The term 'transfer' in the Income Tax Act includes sale, exchange, relinquishment of asset, extinguishment of rights in an asset, or compulsory acquisition under law. Under Section 64 of the Income Tax Act, clubbing provisions have been provided. According to the Income Tax Act, while computing the total income of an individual, any income that arises directly or indirectly from assets transferred without adequate consideration are to be clubbed. If a person transfers a house without consideration to his spouse or a minor child, he i s deemed to be the owner of the house. As such, he is taxed accordingly.

In case a person transfers a house without consideration to his son's wife or child, he will not be deemed to be the owner of the house. However the income earned from the house property will be included in the income of the transferor. The transferee will continue to be treated as the owner of the house and the income computed in his hands is included in the income of the transferor.

In addition, in case an asset is transferred by an individual, directly or indirectly, without adequate consideration, to a person or association for the immediate or deferred benefit of his son's wife, the income arising from that property is included in the total income of the transferor. Similarly, where a house is transferred by an individual for the immediate or deferred benefit of his spouse, the income arising from the transferred house is included in his total income.

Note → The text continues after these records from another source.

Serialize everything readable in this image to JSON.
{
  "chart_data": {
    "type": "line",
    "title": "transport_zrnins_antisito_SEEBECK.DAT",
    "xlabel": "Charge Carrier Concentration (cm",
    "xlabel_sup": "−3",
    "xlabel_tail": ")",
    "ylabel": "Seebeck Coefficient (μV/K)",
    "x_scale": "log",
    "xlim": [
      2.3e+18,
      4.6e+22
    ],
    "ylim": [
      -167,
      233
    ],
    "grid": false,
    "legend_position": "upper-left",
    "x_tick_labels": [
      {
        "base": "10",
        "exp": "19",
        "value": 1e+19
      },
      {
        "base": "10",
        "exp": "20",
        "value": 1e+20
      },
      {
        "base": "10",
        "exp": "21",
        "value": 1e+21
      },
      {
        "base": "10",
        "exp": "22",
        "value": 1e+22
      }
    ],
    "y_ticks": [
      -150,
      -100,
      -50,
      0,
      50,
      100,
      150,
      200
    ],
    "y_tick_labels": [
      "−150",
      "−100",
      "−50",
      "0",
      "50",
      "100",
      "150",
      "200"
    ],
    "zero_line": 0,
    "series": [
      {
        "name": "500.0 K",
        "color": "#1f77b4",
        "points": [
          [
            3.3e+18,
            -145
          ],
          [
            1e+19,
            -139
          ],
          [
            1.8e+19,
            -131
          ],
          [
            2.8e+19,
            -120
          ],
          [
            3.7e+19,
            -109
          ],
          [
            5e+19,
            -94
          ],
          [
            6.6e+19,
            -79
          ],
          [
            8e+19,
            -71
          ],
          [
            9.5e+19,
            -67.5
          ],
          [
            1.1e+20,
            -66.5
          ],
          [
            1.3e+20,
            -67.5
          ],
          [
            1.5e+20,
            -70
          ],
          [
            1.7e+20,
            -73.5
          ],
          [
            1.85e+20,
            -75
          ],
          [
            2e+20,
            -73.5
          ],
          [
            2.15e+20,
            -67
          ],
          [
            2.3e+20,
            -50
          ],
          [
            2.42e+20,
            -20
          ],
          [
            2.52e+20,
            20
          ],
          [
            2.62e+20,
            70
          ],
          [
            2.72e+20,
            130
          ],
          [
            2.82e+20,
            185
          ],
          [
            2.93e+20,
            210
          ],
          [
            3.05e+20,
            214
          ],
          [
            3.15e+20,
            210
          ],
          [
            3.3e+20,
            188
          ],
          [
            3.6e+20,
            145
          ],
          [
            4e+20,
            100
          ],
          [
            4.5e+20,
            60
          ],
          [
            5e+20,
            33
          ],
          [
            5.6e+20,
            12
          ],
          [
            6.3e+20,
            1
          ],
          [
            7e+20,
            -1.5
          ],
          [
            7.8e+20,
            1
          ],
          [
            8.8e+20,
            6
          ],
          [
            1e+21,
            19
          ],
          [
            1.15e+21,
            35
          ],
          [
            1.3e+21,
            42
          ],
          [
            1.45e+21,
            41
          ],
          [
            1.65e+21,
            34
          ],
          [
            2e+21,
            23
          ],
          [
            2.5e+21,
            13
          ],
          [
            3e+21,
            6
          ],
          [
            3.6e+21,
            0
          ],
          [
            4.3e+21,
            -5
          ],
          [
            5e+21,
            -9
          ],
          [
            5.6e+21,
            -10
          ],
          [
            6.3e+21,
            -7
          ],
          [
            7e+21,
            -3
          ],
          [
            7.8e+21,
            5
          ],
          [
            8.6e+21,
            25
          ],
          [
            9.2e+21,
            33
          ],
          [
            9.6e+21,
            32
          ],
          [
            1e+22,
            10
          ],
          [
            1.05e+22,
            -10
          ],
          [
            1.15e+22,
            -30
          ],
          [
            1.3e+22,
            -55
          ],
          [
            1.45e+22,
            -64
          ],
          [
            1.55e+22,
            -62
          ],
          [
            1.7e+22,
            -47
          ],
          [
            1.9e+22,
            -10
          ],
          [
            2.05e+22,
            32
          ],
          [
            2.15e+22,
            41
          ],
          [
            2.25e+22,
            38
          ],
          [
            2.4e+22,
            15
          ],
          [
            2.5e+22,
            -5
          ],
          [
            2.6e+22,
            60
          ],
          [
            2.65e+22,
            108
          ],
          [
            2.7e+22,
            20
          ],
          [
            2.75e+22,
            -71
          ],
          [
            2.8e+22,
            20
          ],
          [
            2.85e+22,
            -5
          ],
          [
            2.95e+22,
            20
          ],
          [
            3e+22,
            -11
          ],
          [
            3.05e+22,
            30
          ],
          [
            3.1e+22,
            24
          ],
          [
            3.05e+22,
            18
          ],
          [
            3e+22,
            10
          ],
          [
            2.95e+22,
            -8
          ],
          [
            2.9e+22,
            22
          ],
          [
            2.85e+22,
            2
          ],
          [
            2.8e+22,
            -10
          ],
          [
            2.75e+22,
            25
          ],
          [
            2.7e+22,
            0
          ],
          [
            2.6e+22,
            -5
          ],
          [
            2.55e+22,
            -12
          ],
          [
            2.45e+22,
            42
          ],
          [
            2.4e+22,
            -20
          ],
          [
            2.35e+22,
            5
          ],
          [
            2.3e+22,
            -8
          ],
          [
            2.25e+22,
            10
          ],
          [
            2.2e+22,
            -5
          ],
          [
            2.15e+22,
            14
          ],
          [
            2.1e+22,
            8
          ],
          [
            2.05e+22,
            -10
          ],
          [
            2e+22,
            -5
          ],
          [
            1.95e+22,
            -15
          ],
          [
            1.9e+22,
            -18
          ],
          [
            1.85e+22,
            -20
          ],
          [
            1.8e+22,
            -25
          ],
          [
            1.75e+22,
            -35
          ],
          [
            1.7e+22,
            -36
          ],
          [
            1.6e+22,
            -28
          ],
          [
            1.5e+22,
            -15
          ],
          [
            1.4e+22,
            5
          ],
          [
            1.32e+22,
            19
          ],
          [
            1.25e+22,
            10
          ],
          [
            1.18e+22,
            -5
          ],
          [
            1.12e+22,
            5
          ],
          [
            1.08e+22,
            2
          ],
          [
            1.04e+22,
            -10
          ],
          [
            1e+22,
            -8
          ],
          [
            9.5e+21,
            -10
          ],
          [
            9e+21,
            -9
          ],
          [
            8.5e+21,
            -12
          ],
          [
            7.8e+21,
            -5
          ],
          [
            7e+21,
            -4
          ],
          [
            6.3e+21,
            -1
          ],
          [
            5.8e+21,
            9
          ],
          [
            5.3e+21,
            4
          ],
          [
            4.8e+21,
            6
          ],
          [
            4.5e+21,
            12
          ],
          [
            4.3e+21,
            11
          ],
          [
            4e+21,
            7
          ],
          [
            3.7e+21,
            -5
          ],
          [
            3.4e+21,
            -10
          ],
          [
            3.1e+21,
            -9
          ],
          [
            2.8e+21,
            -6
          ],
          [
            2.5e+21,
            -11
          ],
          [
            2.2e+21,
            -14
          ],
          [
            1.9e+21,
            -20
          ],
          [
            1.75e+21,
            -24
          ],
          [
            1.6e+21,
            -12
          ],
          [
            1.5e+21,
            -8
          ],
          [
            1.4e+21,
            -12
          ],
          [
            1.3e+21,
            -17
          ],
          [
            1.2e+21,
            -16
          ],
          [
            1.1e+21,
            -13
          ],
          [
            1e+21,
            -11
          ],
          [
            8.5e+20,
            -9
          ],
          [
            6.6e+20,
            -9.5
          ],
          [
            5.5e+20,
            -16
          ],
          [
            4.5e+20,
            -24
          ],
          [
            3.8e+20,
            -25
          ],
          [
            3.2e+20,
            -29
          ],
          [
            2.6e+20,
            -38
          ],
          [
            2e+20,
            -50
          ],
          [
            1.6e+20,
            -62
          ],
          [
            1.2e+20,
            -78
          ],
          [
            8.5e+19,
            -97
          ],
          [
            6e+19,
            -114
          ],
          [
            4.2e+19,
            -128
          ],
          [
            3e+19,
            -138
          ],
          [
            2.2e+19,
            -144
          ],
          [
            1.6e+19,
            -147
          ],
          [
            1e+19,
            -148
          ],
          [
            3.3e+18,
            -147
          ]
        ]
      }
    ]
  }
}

As such, in case you buy a house in your wife's name but she has not monetarily contributed to the purchase, the rental income from that house will be treated as your income and taxed at the applicable rate.

In case an individual gifts cash to his wife, who in turn purchases a house with the money, the individual will not be treated as the fictional owner of the property. The taxable income of the wife from the property is included in the income of the individual in case she uses the house for her own residential purpose.